NewPort Communications Inc. last week announced its first product: the first straight-CMOS synchronous optical network (Sonet) transceiver for OC-48 (2.5-Gbit/second) speeds, a move that the company maintains renders gallium arsenide and silicon germanium obsolete at that speed grade. The device is shipping in sample quantities, company officials said.
But it hardly spells the end for GaAs vendors. Vitesse Semiconductor Corp. (Camarillo, Calif.), for example, admits it's investigating CMOS itself, but the company expects GaAs to be used for extremely fast parts for years to come. NewPort's is a good part, but "the concept of obsoleting other technologies is a little bit of ego," said Chris Gardner, vice president and general manager of Vitesse's telecommunications products.
Ironically, Vitesse pressed NewPort into action. NewPort wanted to keep its OC-48 parts under wraps a little longer, but Vitesse announced a backplane interconnect transceiver -- though without the jitter specifications required for Sonet compliance -- at a trade conference July 14. To calm investors who feared their pony had been beaten to the stretch, NewPort rushed its own press release to prove it was in the OC-48 game, said Anil Bedi, president and chief executive.
Next speed grade
Issues like that matter, because NewPort's chosen market is in constant flux. Its original entry point was to be OC-12 (622 Mbits/s), but as prices fell, NewPort's eye had to turn to the next speed grade. "The '12 was an old part of the market," Bedi said. But OC-48 "is the sweet spot, and it's a challenge even for the other technologies."
NewPort's transceiver, the NP2510, combines the physical-layer and framing portions of a Sonet transceiver onto one chip. The key to the technology lies in the analog expertise of founders Armond Hairapetian and Lorenzo Longo, who left Rockwell Semiconductor in 1996 to start their own company.
Those analog design tricks, including special phase detectors and frequency detectors, are what it takes to get CMOS performance to Sonet speeds. NewPort uses its own version of current-mode logic, which it dubs "Current-Controlled CMOS," or C3MOS. That kind of design continually steers current through its circuits, meaning careful attention has to be paid at the transistor level.
"You have to do everything custom. You have to do designs down to the device level," Hairapetian said.
The ability to produce Sonet parts in CMOS is important because CMOS parts operate at lower power than GaAs. In addition, CMOS and GaAs can't be integrated, so the prospect of producing the multiple pieces of a Sonet transceiver in CMOS opens the possibility of single-chip transceivers, a path NewPort followed.
Finally, CMOS' dominance across most chip markets means manufacturing is readily available -- NewPort is using Taiwan Semiconductor Manufacturing Corp. as its foundry.

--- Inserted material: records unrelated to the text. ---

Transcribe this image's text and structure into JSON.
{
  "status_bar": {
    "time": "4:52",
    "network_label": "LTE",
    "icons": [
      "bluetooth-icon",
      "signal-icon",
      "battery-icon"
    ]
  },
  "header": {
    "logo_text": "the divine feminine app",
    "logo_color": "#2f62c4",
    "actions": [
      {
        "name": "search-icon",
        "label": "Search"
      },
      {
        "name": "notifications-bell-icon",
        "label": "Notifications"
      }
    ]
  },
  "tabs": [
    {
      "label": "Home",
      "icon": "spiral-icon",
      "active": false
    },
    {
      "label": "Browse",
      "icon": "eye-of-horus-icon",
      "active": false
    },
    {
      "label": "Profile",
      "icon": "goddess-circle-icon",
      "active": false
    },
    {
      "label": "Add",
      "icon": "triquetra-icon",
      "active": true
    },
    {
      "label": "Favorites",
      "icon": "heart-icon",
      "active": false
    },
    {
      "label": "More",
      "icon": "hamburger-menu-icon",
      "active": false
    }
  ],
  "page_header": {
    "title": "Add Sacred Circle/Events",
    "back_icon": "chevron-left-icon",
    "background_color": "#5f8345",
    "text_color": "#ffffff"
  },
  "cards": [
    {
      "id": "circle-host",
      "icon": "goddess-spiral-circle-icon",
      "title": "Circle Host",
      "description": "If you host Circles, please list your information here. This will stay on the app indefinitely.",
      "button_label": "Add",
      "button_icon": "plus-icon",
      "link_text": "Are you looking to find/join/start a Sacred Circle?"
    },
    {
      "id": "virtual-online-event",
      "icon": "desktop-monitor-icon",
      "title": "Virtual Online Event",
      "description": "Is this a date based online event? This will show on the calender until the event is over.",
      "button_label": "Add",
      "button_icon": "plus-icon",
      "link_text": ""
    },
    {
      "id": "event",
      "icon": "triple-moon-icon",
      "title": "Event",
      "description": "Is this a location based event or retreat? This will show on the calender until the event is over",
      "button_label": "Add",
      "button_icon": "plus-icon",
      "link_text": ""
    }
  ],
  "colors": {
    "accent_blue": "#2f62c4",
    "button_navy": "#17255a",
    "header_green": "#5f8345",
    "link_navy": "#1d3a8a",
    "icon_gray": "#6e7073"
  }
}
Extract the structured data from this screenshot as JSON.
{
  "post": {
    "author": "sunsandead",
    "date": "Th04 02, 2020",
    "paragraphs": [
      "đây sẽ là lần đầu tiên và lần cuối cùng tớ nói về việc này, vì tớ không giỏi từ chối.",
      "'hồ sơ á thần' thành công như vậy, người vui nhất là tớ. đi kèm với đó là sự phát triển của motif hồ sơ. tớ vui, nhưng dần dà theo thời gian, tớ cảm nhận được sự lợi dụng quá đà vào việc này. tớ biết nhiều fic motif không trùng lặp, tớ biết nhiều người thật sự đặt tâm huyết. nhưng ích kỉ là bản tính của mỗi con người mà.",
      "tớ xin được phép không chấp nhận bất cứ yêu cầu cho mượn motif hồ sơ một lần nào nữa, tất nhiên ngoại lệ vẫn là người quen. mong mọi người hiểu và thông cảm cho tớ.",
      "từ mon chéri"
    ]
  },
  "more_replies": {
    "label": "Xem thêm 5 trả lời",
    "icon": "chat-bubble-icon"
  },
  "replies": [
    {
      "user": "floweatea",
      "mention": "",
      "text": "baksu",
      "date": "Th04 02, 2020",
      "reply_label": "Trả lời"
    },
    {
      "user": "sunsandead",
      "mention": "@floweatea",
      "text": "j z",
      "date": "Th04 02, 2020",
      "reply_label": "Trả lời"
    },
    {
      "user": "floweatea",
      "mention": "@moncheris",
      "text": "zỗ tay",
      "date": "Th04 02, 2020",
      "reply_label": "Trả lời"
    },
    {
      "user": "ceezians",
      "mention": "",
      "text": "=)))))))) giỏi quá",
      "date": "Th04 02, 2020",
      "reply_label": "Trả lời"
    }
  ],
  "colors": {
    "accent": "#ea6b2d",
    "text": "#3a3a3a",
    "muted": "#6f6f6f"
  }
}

NewPort may run into other challenges however, one being that its transceiver runs at 2.5 V. "The feedback we get says that's not particularly useful, because they've got 3.3 V. on their boards," Gardner said. That would mean NewPort parts would need an accompanying regulator, diminishing the parts' integration advantages.
Vitesse's commitment to GaAs remains, but the company is exploring the possibilities of CMOS. "At this point we're not real technology snobs," Gardner said.
Even if CMOS has caught up completely, GaAs "still offers advantages in terms of overall raw performance and jitter specs," Gardner said.
"Will CMOS some day do 10 Gig? Probably. But it'll be three to five years down the road. By then, GaAs will do something faster," Gardner said. "Physics still counts." |